Siempre he pensado que lo más difícil en la vida era encajar los fracasos, vivir deseando, lamentando, sobreviviendo. Pero ahora lo veo de otro modo. Da la impresión de que estuviéramos programados para el anhelo, para desear sin descanso. Toda la vida luchando por ese coche más grande, la casa con más espacio o con jardín, una subidita más de salario porque lo necesitamos… En realidad, si hubiéramos hecho una lista de las cosas que creíamos indispensables para nuestra felicidad hace 20 años, seguramente no aparecerían muchas de las cosas imprescindibles hoy.

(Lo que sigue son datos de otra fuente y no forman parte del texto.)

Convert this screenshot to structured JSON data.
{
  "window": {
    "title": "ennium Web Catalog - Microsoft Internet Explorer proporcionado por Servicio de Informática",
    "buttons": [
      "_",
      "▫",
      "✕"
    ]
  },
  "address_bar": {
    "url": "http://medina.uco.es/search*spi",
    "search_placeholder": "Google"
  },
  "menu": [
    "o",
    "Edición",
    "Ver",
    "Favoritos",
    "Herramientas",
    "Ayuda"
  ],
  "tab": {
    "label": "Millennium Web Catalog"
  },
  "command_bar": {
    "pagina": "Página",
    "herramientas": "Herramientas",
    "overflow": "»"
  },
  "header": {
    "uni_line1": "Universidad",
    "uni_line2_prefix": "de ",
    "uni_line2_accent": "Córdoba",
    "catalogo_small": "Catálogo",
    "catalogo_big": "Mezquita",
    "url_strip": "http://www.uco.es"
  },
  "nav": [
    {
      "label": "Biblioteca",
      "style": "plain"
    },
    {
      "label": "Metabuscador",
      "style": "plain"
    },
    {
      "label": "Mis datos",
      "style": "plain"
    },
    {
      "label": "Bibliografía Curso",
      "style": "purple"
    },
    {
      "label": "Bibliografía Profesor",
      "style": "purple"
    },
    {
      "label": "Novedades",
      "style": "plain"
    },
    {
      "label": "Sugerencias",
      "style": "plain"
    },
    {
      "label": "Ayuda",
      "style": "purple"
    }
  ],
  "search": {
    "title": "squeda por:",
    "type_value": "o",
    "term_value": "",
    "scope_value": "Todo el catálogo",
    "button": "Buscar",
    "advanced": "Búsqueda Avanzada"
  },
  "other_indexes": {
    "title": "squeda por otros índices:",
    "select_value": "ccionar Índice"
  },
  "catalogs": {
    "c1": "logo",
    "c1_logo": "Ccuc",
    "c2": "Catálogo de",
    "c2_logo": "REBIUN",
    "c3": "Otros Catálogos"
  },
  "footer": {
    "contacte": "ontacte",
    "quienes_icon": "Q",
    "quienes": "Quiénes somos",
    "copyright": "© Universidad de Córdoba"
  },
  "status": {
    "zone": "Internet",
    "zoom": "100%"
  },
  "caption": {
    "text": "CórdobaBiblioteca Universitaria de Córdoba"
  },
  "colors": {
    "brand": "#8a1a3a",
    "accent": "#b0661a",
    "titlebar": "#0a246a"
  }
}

Y luego ocurre que cuando conseguimos algo que hemos deseado con mucha intensidad o durante mucho tiempo, su consecución, más que alegría, nos deja un inexplicable agujero en la mitad del alma. De repente tenemos un montón de energía, la que generábamos para perseguir nuestro deseo, sin un objetivo, sin trabajo que hacer: en el paro.
Encajar el éxito es muy difícil. Es como la amistad, todo el mundo tendrá un poco de lástima para ti si las cosas te van mal, pero sólo los amigos sabrán acompañarte en tu éxito. Todo parece al revés ¿verdad?
Pero no, todo está perfecto así.
¿Qué pasaría si llegar fuera el final del camino? Imaginaos, vegetaríamos felices tras cualquiera de los éxitos de nuestra vida: aprender a montar en bici, entrar en el equipo de natación, dormir sin luz… Nadie habría llegado a tener una medalla olímpica, no habríamos construido satélites, ni pintado la Capilla Sixtina, no sabríamos meditar, ni el nombre de las estrellas.
Cada éxito es sólo un escalón más. Quizá si lo vemos así, disfrutaremos más persiguiendo cosas que deseamos, y nos angustiaremos menos cuando las tengamos.